Die Vertretung der US-Pharmaunternehmen (PhRMA) kritisierte die Entscheidung der Regierung als „beispiellosen Schritt, der unseren globalen Kampf gegen die Pandemie untergräbt“. Das Vorgehen werde keine Leben retten, sondern die Lieferketten der Hersteller weiter schwächen und zur Verbreitung gepanschter Impfungen führen, warnte Verbandschef Stephen Ubl. Aktien der Impfstoffhersteller Pfizer, Moderna und Novavax brachen nach Tais Ankündigung teils deutlich ein.

Hersteller wie Pfizer und Moderna machen mit ihren Impfstoffen bereits satte Gewinne. Sie argumentieren, dass Patente nötig seien, um die hohen Investitionen der Forschung zu refinanzieren. Zudem führe eine Aufhebung der Patente nicht automatisch zu mehr Impfstoff. Sämtliche qualifizierten Hersteller seien bereits mit Lizenzen in die Produktion eingebunden, heißt es.

Zudem sei vor allem die Produktion der mRNA-Impfstoffe sehr komplex. Sie argumentieren auch, dass für ein Ankurbeln der Produktion derzeit viele Rohstoffe fehlten, die für die Herstellung nötig seien. Weil derzeit bereits ein Vielfaches der normalen Impfstoffproduktion erfolge, gebe es viele Lieferengpässe. Auch der internationale Pharmaverband IFPMA sprach am Mittwoch von einer „enttäuschenden“ Entscheidung.

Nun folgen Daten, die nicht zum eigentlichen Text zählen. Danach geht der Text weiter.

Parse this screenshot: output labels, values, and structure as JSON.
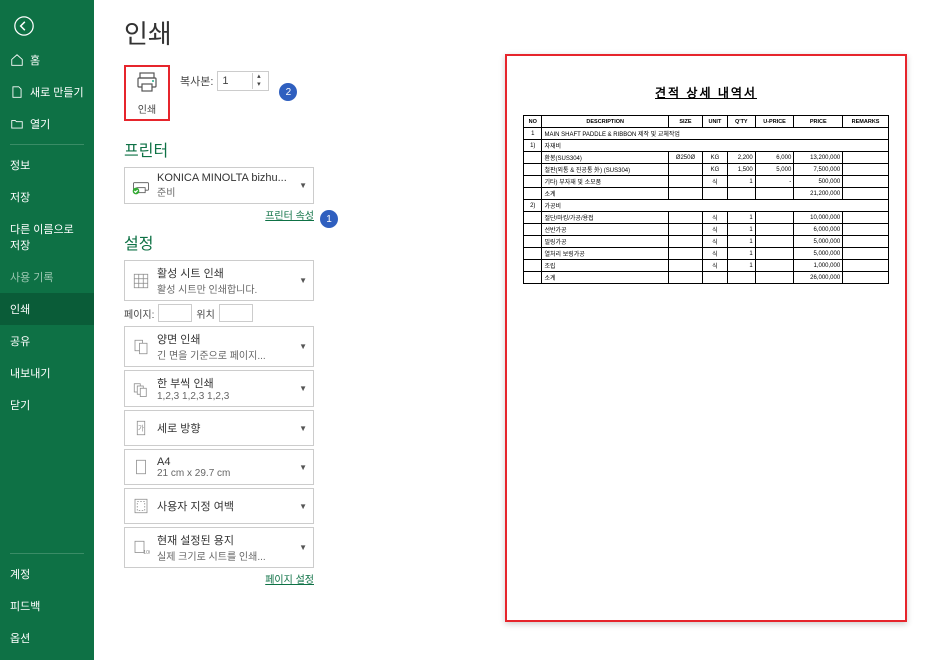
{
  "sidebar": {
    "home": "홈",
    "new": "새로 만들기",
    "open": "열기",
    "info": "정보",
    "save": "저장",
    "saveas": "다른 이름으로 저장",
    "history": "사용 기록",
    "print": "인쇄",
    "share": "공유",
    "export": "내보내기",
    "close": "닫기",
    "account": "계정",
    "feedback": "피드백",
    "options": "옵션"
  },
  "page": {
    "title": "인쇄",
    "print_btn": "인쇄",
    "copies_label": "복사본:",
    "copies_value": "1",
    "printer_heading": "프린터",
    "printer_name": "KONICA MINOLTA bizhu...",
    "printer_status": "준비",
    "printer_props": "프린터 속성",
    "settings_heading": "설정",
    "pages_label": "페이지:",
    "position_label": "위치",
    "page_setup": "페이지 설정"
  },
  "settings": {
    "scope": {
      "title": "활성 시트 인쇄",
      "sub": "활성 시트만 인쇄합니다."
    },
    "sides": {
      "title": "양면 인쇄",
      "sub": "긴 면을 기준으로 페이지..."
    },
    "collate": {
      "title": "한 부씩 인쇄",
      "sub": "1,2,3     1,2,3    1,2,3"
    },
    "orient": {
      "title": "세로 방향",
      "sub": ""
    },
    "paper": {
      "title": "A4",
      "sub": "21 cm x 29.7 cm"
    },
    "margins": {
      "title": "사용자 지정 여백",
      "sub": ""
    },
    "scale": {
      "title": "현재 설정된 용지",
      "sub": "실제 크기로 시트를 인쇄..."
    }
  },
  "annotations": {
    "one": "1",
    "two": "2"
  },
  "doc": {
    "title": "견적 상세 내역서",
    "headers": [
      "NO",
      "DESCRIPTION",
      "SIZE",
      "UNIT",
      "Q'TY",
      "U-PRICE",
      "PRICE",
      "REMARKS"
    ],
    "section1_no": "1",
    "section1_title": "MAIN SHAFT PADDLE & RIBBON 제작 및 교체작업",
    "sub1_no": "1)",
    "sub1_title": "자재비",
    "rows1": [
      [
        "",
        "환봉(SUS304)",
        "Ø250Ø",
        "KG",
        "2,200",
        "6,000",
        "13,200,000",
        ""
      ],
      [
        "",
        "철판(외통 & 진공통 外) (SUS304)",
        "",
        "KG",
        "1,500",
        "5,000",
        "7,500,000",
        ""
      ],
      [
        "",
        "기타) 부자재 및 소모품",
        "",
        "식",
        "1",
        "-",
        "500,000",
        ""
      ],
      [
        "",
        "소계",
        "",
        "",
        "",
        "",
        "21,200,000",
        ""
      ]
    ],
    "sub2_no": "2)",
    "sub2_title": "가공비",
    "rows2": [
      [
        "",
        "절단/마킹/가공/용접",
        "",
        "식",
        "1",
        "",
        "10,000,000",
        ""
      ],
      [
        "",
        "선반가공",
        "",
        "식",
        "1",
        "",
        "6,000,000",
        ""
      ],
      [
        "",
        "밀링가공",
        "",
        "식",
        "1",
        "",
        "5,000,000",
        ""
      ],
      [
        "",
        "열처리 보링가공",
        "",
        "식",
        "1",
        "",
        "5,000,000",
        ""
      ],
      [
        "",
        "조립",
        "",
        "식",
        "1",
        "",
        "1,000,000",
        ""
      ],
      [
        "",
        "소계",
        "",
        "",
        "",
        "",
        "26,000,000",
        ""
      ]
    ]
  }
}
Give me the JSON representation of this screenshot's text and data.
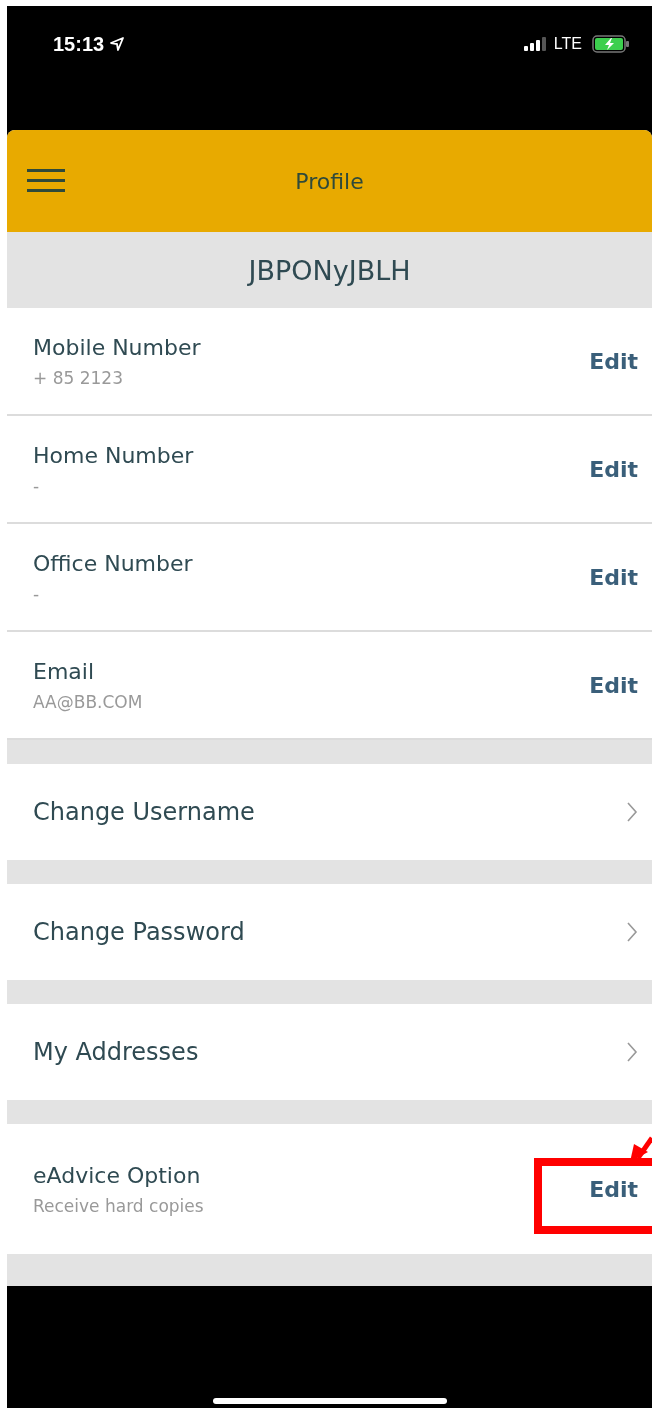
{
  "status_bar": {
    "time": "15:13",
    "network": "LTE"
  },
  "header": {
    "title": "Profile"
  },
  "username": "JBPONyJBLH",
  "contact_fields": [
    {
      "label": "Mobile Number",
      "value": "+ 85 2123",
      "action": "Edit"
    },
    {
      "label": "Home Number",
      "value": "-",
      "action": "Edit"
    },
    {
      "label": "Office Number",
      "value": "-",
      "action": "Edit"
    },
    {
      "label": "Email",
      "value": "AA@BB.COM",
      "action": "Edit"
    }
  ],
  "links": [
    {
      "label": "Change Username"
    },
    {
      "label": "Change Password"
    },
    {
      "label": "My Addresses"
    }
  ],
  "eadvice": {
    "label": "eAdvice Option",
    "value": "Receive hard copies",
    "action": "Edit",
    "highlighted": true
  }
}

EU will primär rasche Lieferung

Auch die EU-Kommission hatte bisher vor allem auf die Komplexität der Produktion verwiesen. Selbst nach Aufhebung des Patentschutzes würde es noch mindestens ein Jahr dauern, bis andere Firmen tatsächlich produzieren könnten, sagte Industriekommissar Thierry Breton noch am Montag. Zunächst müsse es Priorität haben, „alle bestellten Impfstoffe so schnell wie möglich zu liefern“.

Von der Leyen betonte am Donnerstag in ihrer online übertragenen Rede für eine Konferenz in Italien ebenfalls: „Um es klar zu sagen, Europa ist die einzige demokratische Region der Welt, die Exporte im großen Maßstab erlaubt.“ Bisher seien mehr als 200 Millionen Dosen Coronavirus-Impfstoff in den Rest der Welt geliefert worden. Das sei fast so viel, wie hier in der EU verabreicht worden sei. Die EU sei die Apotheke der Welt.

WHO sieht „historische Entscheidung“

Begeistert zeigte sich hingegen der Chef der Weltgesundheitsorganisation (WHO), Tedros Adhanom Ghebreyesus. Er sprach von einer „historischen Entscheidung“. Hilfsorganisationen, darunter zum Beispiel Ärzte ohne Grenzen, hatten zuvor vehement ein Aussetzen der Patente gefordert. Auch bei Hilfs- und Menschenrechtsorganisationen stieß die Ankündigung der USA auf Jubel.